Ch11 Figure1


In [1]:
# The knowledge explorer would work with the data analyst to break these down into reports. Maybe they could create reports on the customer’s income. They could also analyze social media platforms and create a word cloud of feedback from thousands of customers. For example, some of the largest words in the word cloud were "travel," "recipe," and "restaurant." The team could go back and ask more questions. Why do our customers like to travel? Where are they going?

data = []

for i in range(5000):
    data.append([i, (np.random.gamma(2,3)+10)*1000, (np.random.normal(100, 50)+100)])
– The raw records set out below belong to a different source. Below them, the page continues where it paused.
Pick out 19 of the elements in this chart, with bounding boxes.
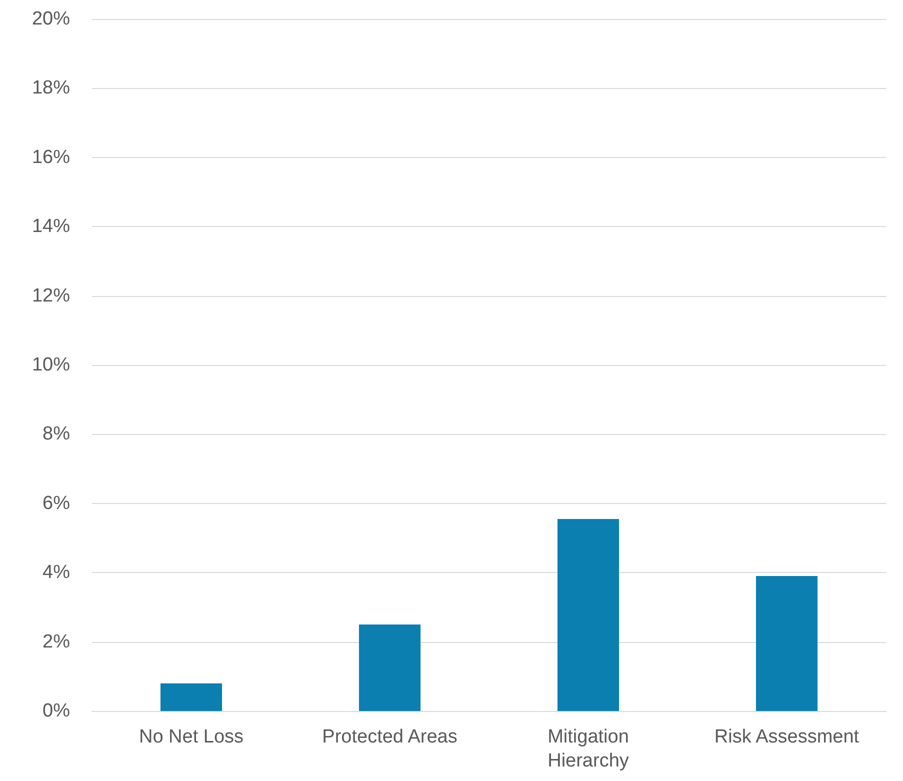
x-tick-label: Protected Areas (322, 726, 458, 748)
y-tick-label: 8% (42, 424, 70, 445)
y-tick-label: 10% (32, 354, 70, 376)
bar (756, 576, 818, 711)
x-tick-label: No Net Loss (138, 726, 244, 748)
y-tick-label: 4% (42, 562, 70, 584)
y-tick-label: 20% (32, 8, 70, 30)
y-tick-label: 18% (32, 78, 70, 99)
x-tick-label: Mitigation Hierarchy (548, 726, 630, 772)
y-tick-label: 0% (42, 700, 70, 722)
y-tick-label: 16% (32, 146, 70, 168)
bar (358, 624, 421, 711)
bar (557, 518, 620, 711)
x-tick-label: Risk Assessment (714, 726, 860, 748)
y-tick-label: 14% (32, 216, 70, 238)
y-tick-label: 2% (42, 631, 70, 652)
bar (160, 683, 222, 711)
y-tick-label: 6% (42, 492, 70, 514)
y-tick-label: 12% (32, 285, 70, 306)
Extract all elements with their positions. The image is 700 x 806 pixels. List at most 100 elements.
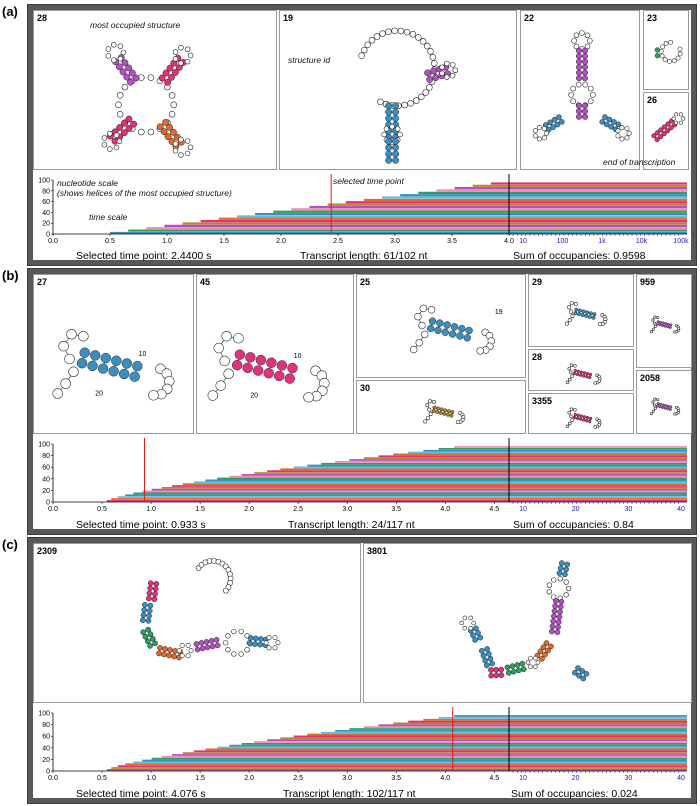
y-tick-label: 80 (42, 722, 50, 729)
rna-structure-figure: 10 20 (207, 330, 330, 403)
structure-box[interactable]: 25 19 (356, 274, 526, 378)
panel-a-frame: 28 19 22 23 26 most occupied structure s… (27, 4, 697, 266)
structure-box[interactable]: 45 10 20 (196, 274, 354, 434)
y-tick-label: 40 (42, 210, 50, 217)
annotation-nucleotide-scale-note: (shows helices of the most occupied stru… (57, 188, 232, 198)
nucleotide-index-label: 20 (95, 390, 103, 397)
rna-structure-figure (532, 30, 632, 142)
x-tick-label: 1.5 (195, 506, 205, 513)
annotation-end-of-transcription: end of transcription (603, 157, 676, 167)
x-tick-label: 4.5 (489, 775, 499, 782)
sum-occupancies-readout: Sum of occupancies: 0.9598 (513, 250, 646, 262)
structure-id: 29 (532, 277, 543, 287)
rna-structure-figure (565, 363, 602, 385)
x-log-tick-label: 40 (677, 506, 685, 513)
structure-box[interactable]: 3355 (528, 393, 634, 434)
x-log-tick-label: 100k (673, 238, 689, 245)
structure-box[interactable]: 959 (636, 274, 692, 368)
y-tick-label: 40 (42, 745, 50, 752)
occupancy-timeline[interactable]: 100 80 60 40 20 0 0.0 0.5 1.0 1.5 2.0 2.5 3.0 3.5 4.0 4… (33, 707, 693, 785)
y-tick-label: 80 (42, 453, 50, 460)
x-tick-label: 3.0 (342, 775, 352, 782)
structure-id: 3355 (532, 396, 553, 406)
x-tick-label: 2.0 (244, 775, 254, 782)
structure-box[interactable]: 2058 (636, 370, 692, 434)
annotation-most-occupied: most occupied structure (90, 20, 181, 30)
y-tick-label: 0 (46, 500, 50, 507)
rna-structure-figure (649, 397, 681, 416)
rna-structure-figure (565, 407, 602, 429)
x-log-tick-label: 30 (624, 506, 632, 513)
y-tick-label: 60 (42, 734, 50, 741)
panel-c-letter: (c) (2, 537, 18, 552)
structure-box[interactable]: 3801 (363, 543, 692, 703)
nucleotide-index-label: 10 (294, 353, 302, 360)
occupancy-timeline[interactable]: 100 80 60 40 20 0 0.0 0.5 1.0 1.5 2.0 2.5 3.0 3.5 4.0 4… (33, 438, 693, 516)
nucleotide-index-label: 10 (139, 351, 147, 358)
rna-structure-figure: 19 (410, 304, 503, 355)
structure-box[interactable]: 28 (528, 349, 634, 391)
structure-box[interactable]: 26 (643, 92, 689, 170)
x-tick-label: 1.5 (195, 775, 205, 782)
y-tick-label: 80 (42, 188, 50, 195)
x-tick-label: 1.0 (162, 238, 172, 245)
structure-box[interactable]: 2309 (33, 543, 361, 703)
panel-c-frame: 2309 3801 100 80 60 40 20 0 0.0 0.5 1.0 1.5 2.0 2.5… (27, 537, 697, 804)
x-tick-label: 4.0 (440, 775, 450, 782)
rna-structure-figure: 10 20 (52, 329, 175, 401)
timeline-plot[interactable]: 100 80 60 40 20 00.0 0.5 1.0 1.5 2.0 2.5 3.0 3.5 4.0 1… (33, 174, 693, 248)
panel-b-frame: 27 10 20 45 10 20 25 19 30 29 28 3355 959 (27, 268, 697, 535)
x-tick-label: 3.5 (391, 775, 401, 782)
x-log-tick-label: 10 (519, 775, 527, 782)
structure-box[interactable]: 23 (643, 10, 689, 90)
timeline-plot[interactable]: 100 80 60 40 20 00.0 0.5 1.0 1.5 2.0 2.5 3.0 3.5 4.0 4… (33, 438, 693, 516)
rna-structure-figure (423, 399, 466, 425)
rna-structure-figure (654, 39, 683, 64)
nucleotide-index-label: 19 (495, 309, 503, 316)
x-tick-label: 2.0 (244, 506, 254, 513)
structure-id: 23 (647, 13, 658, 23)
x-tick-label: 0.5 (97, 506, 107, 513)
x-tick-label: 2.5 (333, 238, 343, 245)
x-log-tick-label: 10 (519, 238, 527, 245)
occupancy-timeline[interactable]: 100 80 60 40 20 0 0.0 0.5 1.0 1.5 2.0 2.5 3.0 3.5 4.0 1… (33, 174, 693, 248)
transcript-length-readout: Transcript length: 61/102 nt (300, 250, 428, 262)
transcript-length-readout: Transcript length: 24/117 nt (288, 519, 415, 531)
annotation-selected-time-point: selected time point (333, 176, 404, 186)
structure-id: 25 (360, 277, 371, 287)
x-tick-label: 1.0 (146, 506, 156, 513)
structure-id: 3801 (367, 546, 388, 556)
structure-box[interactable]: 29 (528, 274, 634, 347)
structure-id: 45 (200, 277, 211, 287)
x-log-tick-label: 1k (598, 238, 606, 245)
structure-box[interactable]: 27 10 20 (33, 274, 194, 434)
selected-time-readout: Selected time point: 2.4400 s (76, 250, 212, 262)
structure-box[interactable]: 30 (356, 380, 526, 434)
structure-box[interactable]: 28 (33, 10, 277, 170)
x-tick-label: 3.0 (390, 238, 400, 245)
x-log-tick-label: 40 (677, 775, 685, 782)
y-tick-label: 100 (38, 711, 50, 718)
structure-id: 2058 (640, 373, 661, 383)
rna-structure-figure (651, 112, 686, 143)
structure-id: 28 (37, 13, 48, 23)
x-log-tick-label: 100 (557, 238, 569, 245)
x-log-tick-label: 30 (624, 775, 632, 782)
annotation-structure-id: structure id (288, 55, 331, 65)
structure-id: 28 (532, 352, 543, 362)
rna-structure-figure (565, 301, 608, 327)
x-tick-label: 2.5 (293, 775, 303, 782)
x-tick-label: 1.0 (146, 775, 156, 782)
timeline-plot[interactable]: 100 80 60 40 20 00.0 0.5 1.0 1.5 2.0 2.5 3.0 3.5 4.0 4… (33, 707, 693, 785)
selected-time-readout: Selected time point: 0.933 s (76, 519, 206, 531)
x-tick-label: 3.0 (342, 506, 352, 513)
transcript-length-readout: Transcript length: 102/117 nt (283, 788, 416, 800)
structure-box[interactable]: 22 (520, 10, 640, 170)
structure-id: 30 (360, 383, 371, 393)
x-tick-label: 0.0 (48, 506, 58, 513)
structure-box[interactable]: 19 (279, 10, 517, 170)
y-tick-label: 20 (42, 488, 50, 495)
x-log-tick-label: 10k (636, 238, 648, 245)
y-tick-label: 0 (46, 769, 50, 776)
y-tick-label: 60 (42, 199, 50, 206)
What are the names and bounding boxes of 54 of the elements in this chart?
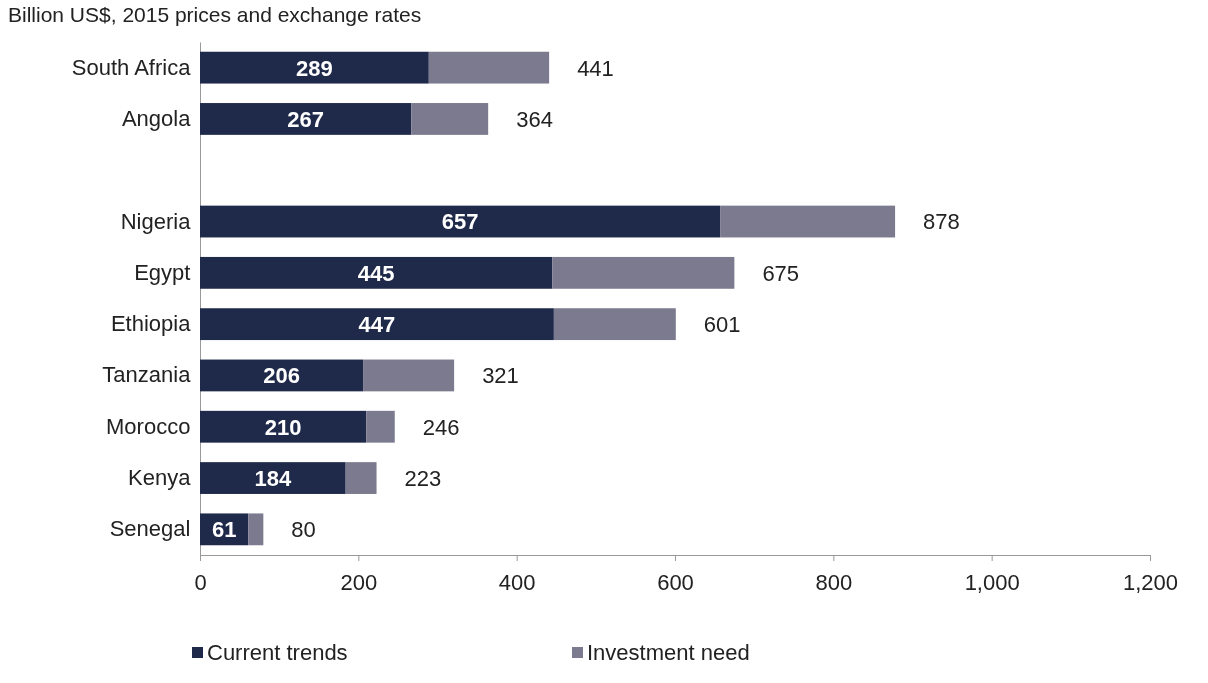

df = pd.DataFrame(data, columns=['id', 'income', 'spend'])
# df.to_csv('csv_output/ch11_fig1.csv', index=False)
df = pd.read_csv('csv_output/ch11_fig1.csv')
df.head()


Out[1]:
id income spend
0 0 18467.243329 235.153851
1 1 12377.553989 220.005619
2 2 26717.588598 260.639826
3 3 20959.055196 207.430432
4 4 13459.267852 231.046424

In [2]:
df = pd.read_csv('csv_output/ch11_fig1.csv')

df['income_cut'], income_bins = pd.cut(df['income'],bins=20, labels=np.arange(1,21),retbins=True)
df['spend_cut'], spend_bins = pd.cut(df['spend'],bins=20, labels=np.arange(1,21),retbins=True)
gb = df.groupby(['income_cut', 'spend_cut']).id.count().reset_index()

%matplotlib inline
sns.set_style("whitegrid")

f, ax = plt.subplots(1, figsize=(8,6))

sns.heatmap(gb.pivot('income_cut', 'spend_cut').fillna(0).reset_index().transpose(), cmap="YlGnBu", ax=ax);
ax.set_ylabel('spend');
ax.set_yticklabels(['%.2f'%x for x in  spend_bins]);
ax.set_xlabel('income');
ax.set_xticklabels(['%.2f'%x for x in  income_bins]);

for tick in ax.get_xticklabels():
    tick.set_rotation(90);

f.savefig('svg_output/ch11_fig1.svg', format='svg')


The x-axis is the income and the y-axis in the spend, people with higher income not necessarily spend more, those around 20k ~ 30k seem to have the highest spend among all.